Friday, October 28, 2011

Asking People What Events They're Doing

It's a classic conversation. Whether you're at a tournament, summer camp, English Country Line Dance, or catching up on Gmail or Facebook, if you're talking to a fellow CHSADK, someone may/may not be contractually bound to ask:

"So, what events are you doing this year?"

"Well, I'm working on this OO, but it might make a better Persuasive. I'm not sure yet. Or it could be an expos if I can come up with something good to put on boards. And then I have this duo, but I don't have anyone to do it with yet, so I may end up doing it as an OI if I can. I'm looking at this other piece that could either be an HI or a DI. I haven't decided. I'll either do apologetics or extemp, but not both, because both of them involve boxes and the thought of doing two events which require the use of a box hurts my brain. And I'll do impromptu, and I was thinking I would do regular impromptu so I had a better chance of qualifying, but I may do novice because the competition is easier. I'll do TP if I find someone to do it with or LD if not or if I change my mind and I'm thinking about doing Parli too. So yea. What about you?"
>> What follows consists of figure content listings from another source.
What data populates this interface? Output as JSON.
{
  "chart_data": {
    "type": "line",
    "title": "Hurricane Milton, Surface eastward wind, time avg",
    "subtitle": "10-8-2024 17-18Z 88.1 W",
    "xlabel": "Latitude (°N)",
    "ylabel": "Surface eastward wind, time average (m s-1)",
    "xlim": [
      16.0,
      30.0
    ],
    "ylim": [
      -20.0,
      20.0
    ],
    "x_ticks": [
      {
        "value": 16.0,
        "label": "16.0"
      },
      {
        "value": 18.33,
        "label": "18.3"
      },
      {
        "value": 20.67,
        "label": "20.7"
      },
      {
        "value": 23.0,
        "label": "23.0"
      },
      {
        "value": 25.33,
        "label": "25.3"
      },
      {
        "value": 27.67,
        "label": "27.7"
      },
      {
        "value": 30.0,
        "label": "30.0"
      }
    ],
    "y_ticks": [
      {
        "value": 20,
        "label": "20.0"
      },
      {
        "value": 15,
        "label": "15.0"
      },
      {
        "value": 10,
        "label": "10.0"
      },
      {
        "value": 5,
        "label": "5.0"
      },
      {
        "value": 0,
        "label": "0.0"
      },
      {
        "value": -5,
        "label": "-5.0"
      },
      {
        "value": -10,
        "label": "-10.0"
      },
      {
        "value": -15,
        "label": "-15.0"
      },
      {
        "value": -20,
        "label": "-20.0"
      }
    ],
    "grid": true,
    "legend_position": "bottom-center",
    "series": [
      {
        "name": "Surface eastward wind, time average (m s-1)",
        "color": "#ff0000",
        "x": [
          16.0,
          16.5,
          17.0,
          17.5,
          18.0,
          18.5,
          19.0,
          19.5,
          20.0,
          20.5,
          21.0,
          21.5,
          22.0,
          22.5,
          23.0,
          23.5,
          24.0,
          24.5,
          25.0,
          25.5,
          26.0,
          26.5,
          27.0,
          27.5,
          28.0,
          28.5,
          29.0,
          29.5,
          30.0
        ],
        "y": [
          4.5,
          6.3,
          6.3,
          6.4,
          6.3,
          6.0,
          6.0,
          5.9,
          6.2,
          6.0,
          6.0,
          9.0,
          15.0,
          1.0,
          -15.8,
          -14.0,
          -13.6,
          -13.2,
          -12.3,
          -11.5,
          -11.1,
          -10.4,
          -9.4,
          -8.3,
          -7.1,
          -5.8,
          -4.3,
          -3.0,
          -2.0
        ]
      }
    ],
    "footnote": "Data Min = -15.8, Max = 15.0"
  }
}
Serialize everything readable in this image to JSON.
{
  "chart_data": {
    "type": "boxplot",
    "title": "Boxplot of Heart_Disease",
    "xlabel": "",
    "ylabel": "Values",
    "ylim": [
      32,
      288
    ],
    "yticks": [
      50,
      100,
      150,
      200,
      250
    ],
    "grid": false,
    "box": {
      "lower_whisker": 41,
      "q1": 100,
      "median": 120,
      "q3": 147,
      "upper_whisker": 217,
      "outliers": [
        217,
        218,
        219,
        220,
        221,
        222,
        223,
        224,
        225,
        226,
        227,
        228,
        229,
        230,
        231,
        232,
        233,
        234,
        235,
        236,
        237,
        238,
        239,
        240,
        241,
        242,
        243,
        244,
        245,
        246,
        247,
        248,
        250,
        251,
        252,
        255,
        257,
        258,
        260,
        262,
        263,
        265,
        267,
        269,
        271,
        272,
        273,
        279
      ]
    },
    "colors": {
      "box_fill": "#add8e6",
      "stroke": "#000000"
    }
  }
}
If you read all of that, I commend you. When people ask you what events you're doing and it's still early in the season, it can be hard to give a concrete answer, and hard to listen to a non-concrete one. It may be hard to give any answer, but especially a short one. You've been contemplating what speeches and debate stuff you may end up doing, and the only way to explain it without sounding (too) weird is to say exactly what's on your mind. Or risk saying something like:

"So, what events are competing in this year?"
"Oh, you know... the usual."

Or maybe you did decide a long time ago, and can't wait to tell people about your speeches and cases and future plans. That could take a long time too. You could just say something like what I say whenever someone asks me what I'm doing:

That kind of works.

Sometimes, asking peole about their speeches and stuff is just a way to have a conversation. Sometimes, people actually do care and are genuinely interested in what you have to say. It's hard to tell how you're being asked, so you have to have a good answer either way.

You're homeschooled. What's your plan?